Mes expériences de vidéaste de la faune sauvage
En 1998, après plus de 25 ans consacrés à la photographie naturaliste, on m’a prêté une caméra vidéo.
Le virus était inoculé et, malgré les difficultés inhérentes au montage sur ordinateur il y a 25 ans, des heures de prises de vues, d’abord en 4:3, puis en 16:9 ont rempli des giga, puis des téraoctets sur plusieurs disques durs.

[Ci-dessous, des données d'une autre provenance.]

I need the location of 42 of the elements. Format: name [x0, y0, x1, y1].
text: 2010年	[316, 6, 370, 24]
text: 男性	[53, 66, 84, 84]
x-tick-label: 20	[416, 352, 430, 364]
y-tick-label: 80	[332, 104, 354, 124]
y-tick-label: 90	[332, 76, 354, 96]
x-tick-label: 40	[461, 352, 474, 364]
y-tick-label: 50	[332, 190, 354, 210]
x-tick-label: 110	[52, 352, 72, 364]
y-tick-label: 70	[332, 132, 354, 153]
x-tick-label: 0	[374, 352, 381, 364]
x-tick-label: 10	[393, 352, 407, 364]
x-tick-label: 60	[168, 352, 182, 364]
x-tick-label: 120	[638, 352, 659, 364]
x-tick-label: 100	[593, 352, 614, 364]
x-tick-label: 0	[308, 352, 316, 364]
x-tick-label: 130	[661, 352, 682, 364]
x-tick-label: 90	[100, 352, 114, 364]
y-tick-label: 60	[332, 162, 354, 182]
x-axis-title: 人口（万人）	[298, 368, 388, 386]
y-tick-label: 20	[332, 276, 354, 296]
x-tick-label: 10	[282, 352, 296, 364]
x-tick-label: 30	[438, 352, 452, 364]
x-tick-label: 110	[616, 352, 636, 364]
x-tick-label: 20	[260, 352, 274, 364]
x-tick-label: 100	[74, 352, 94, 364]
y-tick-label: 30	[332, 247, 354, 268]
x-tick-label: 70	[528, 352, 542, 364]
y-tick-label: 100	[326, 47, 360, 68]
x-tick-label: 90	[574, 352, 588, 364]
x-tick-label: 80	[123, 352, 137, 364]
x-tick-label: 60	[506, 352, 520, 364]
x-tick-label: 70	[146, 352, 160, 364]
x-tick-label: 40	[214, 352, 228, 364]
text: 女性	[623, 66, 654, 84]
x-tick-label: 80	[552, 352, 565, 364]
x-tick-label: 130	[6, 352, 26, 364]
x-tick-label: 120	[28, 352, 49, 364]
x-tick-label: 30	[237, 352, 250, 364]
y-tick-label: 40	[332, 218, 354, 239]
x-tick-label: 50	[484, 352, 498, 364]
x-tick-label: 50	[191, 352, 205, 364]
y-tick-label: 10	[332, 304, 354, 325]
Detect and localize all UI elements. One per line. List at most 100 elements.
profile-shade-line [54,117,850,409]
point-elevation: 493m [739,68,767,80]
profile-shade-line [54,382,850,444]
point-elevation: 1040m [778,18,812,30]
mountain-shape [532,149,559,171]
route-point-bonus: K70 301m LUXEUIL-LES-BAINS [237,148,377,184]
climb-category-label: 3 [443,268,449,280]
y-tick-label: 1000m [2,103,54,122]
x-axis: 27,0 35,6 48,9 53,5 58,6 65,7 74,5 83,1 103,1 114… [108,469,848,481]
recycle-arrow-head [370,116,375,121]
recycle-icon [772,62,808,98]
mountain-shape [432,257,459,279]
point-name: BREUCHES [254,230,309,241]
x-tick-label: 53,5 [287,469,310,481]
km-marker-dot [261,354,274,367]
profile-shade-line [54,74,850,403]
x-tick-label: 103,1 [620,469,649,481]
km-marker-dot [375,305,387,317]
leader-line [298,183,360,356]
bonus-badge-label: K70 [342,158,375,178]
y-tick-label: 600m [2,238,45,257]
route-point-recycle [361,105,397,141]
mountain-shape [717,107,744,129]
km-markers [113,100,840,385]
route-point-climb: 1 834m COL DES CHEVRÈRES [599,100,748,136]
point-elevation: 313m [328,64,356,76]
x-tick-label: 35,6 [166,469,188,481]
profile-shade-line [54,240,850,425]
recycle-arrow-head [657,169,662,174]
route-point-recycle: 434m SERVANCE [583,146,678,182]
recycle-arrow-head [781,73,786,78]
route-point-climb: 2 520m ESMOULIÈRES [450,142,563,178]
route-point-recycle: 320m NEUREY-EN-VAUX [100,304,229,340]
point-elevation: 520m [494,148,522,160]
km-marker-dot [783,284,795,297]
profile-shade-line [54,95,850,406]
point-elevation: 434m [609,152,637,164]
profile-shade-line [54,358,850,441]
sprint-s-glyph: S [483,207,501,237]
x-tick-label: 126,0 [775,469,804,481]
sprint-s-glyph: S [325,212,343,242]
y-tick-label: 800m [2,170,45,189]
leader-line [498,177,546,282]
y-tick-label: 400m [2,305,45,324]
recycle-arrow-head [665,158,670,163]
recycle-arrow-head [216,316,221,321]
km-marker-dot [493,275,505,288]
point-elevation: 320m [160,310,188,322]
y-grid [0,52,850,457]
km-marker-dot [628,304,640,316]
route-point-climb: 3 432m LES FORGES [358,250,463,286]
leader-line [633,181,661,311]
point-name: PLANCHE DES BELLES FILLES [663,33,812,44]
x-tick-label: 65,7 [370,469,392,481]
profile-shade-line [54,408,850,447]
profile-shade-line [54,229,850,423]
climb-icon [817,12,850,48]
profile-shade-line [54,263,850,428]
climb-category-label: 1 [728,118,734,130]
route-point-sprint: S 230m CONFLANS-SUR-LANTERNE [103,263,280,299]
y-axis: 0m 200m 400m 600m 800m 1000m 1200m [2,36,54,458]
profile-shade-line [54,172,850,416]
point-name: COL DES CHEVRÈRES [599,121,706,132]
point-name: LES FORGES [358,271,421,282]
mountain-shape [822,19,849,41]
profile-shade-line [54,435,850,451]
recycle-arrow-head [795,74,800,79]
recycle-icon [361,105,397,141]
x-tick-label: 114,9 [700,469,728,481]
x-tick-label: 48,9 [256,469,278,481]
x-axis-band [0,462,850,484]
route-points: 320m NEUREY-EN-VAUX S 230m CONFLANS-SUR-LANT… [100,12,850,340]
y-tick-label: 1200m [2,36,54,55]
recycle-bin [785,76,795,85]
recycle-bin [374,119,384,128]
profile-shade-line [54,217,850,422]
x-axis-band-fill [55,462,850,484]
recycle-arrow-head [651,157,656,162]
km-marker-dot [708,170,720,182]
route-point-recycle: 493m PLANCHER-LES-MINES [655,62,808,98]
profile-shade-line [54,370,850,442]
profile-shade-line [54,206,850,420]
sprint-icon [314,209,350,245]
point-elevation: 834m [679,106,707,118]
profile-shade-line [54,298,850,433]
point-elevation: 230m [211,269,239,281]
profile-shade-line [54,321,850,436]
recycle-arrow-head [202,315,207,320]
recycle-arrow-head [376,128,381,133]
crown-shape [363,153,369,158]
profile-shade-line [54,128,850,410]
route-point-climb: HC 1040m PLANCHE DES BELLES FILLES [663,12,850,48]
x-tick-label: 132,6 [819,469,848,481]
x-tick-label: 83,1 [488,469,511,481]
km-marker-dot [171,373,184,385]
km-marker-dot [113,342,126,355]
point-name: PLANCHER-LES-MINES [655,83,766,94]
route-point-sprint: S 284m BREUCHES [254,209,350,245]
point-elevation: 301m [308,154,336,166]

L’idée ici, c’est de parler des moyens dont peut disposer l’amateur pour créer des vidéos d’animaux filmés dans la nature. On est loin, très loin des moyens des professionnels, comme à la BBC.
On parle de caméras coûtant quelques milliers d’Euros et d’un passe-temps pris sur les heures de loisirs ou les vacances.
Les professionnels passent des jours dans dans endroits parfois très difficiles d’accès, avec du matériel coûtant les yeux de la tête. A titre d’exemple, la BBC a envoyé deux cinéastes durant quatre mois en Antarctique pour filmer la reproduction des manchots avec des caméras coûtant 90’000 Euros, sans compter les objectifs, le viseur et j’en oublie.
Nous allons donc rester modestes et nous limiter à la base de la prise de vue et du montage de vidéos numériques.
On oublie vite que les premiers montages sur PC se faisaient en quart d’image VHS1, et que, peu après, le calcul d’un fondu d’une seconde en définition SD prenait jusqu’à une minute. Puis, avec la HD, et maintenant la 4K, la qualité des images a considérablement évolué, mais cela nécessite des ordinateurs puissants et des espaces de stockage considérables.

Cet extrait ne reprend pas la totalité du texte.